STAY SAFE: Dr Michael Rice says most of his patients are taking a sensible approach to the COVID-19 health advice. Photo: Larraine Sathicq

STAY SAFE: Dr Michael Rice says most of his patients are taking a sensible approach to the COVID-19 health advice. Photo: Larraine Sathicq

BEAUDESERT doctor Michael Rice has advised Scenic Rim residents to maintain healthy distancing to minimise their chances of catching or spreading the COVID-19 virus.

Dr Rice said his patients had displayed a significant amount of common sense as health advice became more serious this week.

"We have seen plenty of patients who are concerned but so far no one seems to be panicking," he said.

"Patients in the community are observing the benefits of healthy distancing. Many doctors are encouraging patients to call it that rather then social distancing because it is important to maintain social connection in times of stress."

Dr Rice said people could remain connected by phone and social media as well as by seeing each other.

"If you stretch your arms out and move them around you, imagine yourself in a kind of bubble.

'If you stay in that bubble you are helping to keep yourself safe."

Dr Rice said the Beaudesert Medical Centre had increased the number of Telehealth (video) consultations they performed this week.

He advised people who needed to see a doctor to call 1300HEALTH or their local GP.

"We definitely don't want people just turning up to the surgery, making other people sick or catching something themselves," he said.

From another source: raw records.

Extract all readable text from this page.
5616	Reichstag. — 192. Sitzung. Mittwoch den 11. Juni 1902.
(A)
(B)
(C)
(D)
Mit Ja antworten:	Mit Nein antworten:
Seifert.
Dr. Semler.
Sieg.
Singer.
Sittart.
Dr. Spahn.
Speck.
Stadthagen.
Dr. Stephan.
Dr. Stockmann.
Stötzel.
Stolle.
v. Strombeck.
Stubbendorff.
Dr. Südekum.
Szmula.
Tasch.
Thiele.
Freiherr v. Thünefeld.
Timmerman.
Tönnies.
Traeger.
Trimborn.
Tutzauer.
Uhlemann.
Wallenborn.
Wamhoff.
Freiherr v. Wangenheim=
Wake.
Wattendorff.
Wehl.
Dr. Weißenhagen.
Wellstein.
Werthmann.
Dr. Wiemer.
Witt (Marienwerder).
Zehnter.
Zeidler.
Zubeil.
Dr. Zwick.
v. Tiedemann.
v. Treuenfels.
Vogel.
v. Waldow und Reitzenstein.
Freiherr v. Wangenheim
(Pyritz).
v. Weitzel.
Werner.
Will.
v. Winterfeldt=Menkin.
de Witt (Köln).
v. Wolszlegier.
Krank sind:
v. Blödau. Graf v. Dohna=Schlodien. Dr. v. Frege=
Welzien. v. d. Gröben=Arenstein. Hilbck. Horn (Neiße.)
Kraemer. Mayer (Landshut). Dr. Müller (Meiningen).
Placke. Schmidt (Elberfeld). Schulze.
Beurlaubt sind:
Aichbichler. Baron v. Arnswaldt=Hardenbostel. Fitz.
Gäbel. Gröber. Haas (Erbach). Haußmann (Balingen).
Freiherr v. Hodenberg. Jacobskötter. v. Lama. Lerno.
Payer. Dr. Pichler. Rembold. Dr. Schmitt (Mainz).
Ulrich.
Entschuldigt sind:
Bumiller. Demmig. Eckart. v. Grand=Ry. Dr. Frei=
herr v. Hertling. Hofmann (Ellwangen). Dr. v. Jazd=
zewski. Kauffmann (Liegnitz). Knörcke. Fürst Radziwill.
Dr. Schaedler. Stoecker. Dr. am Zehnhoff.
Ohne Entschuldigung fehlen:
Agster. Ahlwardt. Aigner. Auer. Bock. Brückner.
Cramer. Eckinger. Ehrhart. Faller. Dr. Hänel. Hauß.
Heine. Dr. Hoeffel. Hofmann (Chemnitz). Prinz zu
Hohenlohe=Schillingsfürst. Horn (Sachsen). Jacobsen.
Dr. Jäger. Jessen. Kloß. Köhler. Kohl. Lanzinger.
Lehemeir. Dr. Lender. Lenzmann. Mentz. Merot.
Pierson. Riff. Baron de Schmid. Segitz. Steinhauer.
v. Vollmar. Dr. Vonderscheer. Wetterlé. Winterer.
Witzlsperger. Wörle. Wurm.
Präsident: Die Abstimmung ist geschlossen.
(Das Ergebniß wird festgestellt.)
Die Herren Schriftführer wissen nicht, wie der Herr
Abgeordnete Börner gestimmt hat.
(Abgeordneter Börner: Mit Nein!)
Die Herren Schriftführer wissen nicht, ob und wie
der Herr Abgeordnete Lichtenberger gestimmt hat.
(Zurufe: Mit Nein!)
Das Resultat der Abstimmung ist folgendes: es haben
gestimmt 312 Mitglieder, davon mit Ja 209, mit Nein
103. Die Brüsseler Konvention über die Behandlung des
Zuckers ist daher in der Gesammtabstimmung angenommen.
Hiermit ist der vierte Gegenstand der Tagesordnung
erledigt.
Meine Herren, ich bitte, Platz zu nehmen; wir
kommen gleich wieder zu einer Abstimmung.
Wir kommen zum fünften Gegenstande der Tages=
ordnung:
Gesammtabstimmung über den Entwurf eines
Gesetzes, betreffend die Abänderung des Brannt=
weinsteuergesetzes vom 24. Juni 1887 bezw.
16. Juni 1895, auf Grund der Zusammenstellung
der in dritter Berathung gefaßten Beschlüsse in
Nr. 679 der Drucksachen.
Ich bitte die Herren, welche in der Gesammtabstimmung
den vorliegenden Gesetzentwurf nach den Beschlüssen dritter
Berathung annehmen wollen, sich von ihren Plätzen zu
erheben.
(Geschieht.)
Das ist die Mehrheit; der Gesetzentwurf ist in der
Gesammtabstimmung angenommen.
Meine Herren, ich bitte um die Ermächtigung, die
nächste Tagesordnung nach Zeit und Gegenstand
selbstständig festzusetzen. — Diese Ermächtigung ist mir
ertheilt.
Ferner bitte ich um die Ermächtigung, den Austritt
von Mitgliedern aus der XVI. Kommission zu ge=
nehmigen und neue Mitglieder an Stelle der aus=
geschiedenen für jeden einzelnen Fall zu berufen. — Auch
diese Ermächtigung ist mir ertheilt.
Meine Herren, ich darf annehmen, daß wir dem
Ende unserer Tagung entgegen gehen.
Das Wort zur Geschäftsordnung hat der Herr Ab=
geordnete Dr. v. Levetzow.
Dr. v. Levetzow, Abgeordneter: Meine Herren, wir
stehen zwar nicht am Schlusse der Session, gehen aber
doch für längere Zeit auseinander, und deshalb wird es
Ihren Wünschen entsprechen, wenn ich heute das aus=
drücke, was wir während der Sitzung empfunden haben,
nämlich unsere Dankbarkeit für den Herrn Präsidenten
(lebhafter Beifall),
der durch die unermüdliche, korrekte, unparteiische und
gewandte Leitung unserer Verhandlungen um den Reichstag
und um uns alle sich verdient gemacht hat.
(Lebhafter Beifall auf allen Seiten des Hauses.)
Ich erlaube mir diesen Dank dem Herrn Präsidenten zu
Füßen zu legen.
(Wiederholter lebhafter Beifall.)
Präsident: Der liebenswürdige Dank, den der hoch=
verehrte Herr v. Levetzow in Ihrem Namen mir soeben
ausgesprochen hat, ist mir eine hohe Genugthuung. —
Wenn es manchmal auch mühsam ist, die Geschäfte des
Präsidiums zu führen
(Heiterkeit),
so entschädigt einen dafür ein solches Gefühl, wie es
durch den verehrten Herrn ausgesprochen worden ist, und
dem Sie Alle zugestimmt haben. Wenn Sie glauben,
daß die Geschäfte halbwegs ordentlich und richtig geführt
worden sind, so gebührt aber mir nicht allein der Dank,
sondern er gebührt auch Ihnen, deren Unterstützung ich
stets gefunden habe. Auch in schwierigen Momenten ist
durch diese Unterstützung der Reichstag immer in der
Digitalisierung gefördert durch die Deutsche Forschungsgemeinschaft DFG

"Medicare has provided rebates for phone consultations to be bulk-billed, not everyone is eligible for Telehealth services but this is an evolving landscape and every couple of days Medicare changes the rules."

Keep within your bubble, says Dr Rice.

Keep within your bubble, says Dr Rice.

Dr Rice said so far his practice had managed to cope with the number of patients calling but some surgeries were struggling to keep up during peak times, usually early mornings.

"Patients who call are being asked questions to help us decide if they need to be in hospital or if they need to come in to see a GP," he said.

"We are able to manage all sorts of conditions over the phone.

"High blood pressure and diabetes can be safely managed this way, and face to face consultations can be put off until later in the year.

"General skin checks can also safely be deferred, unless you have a spot that is rapidly changing, then that should be seen by a doctor."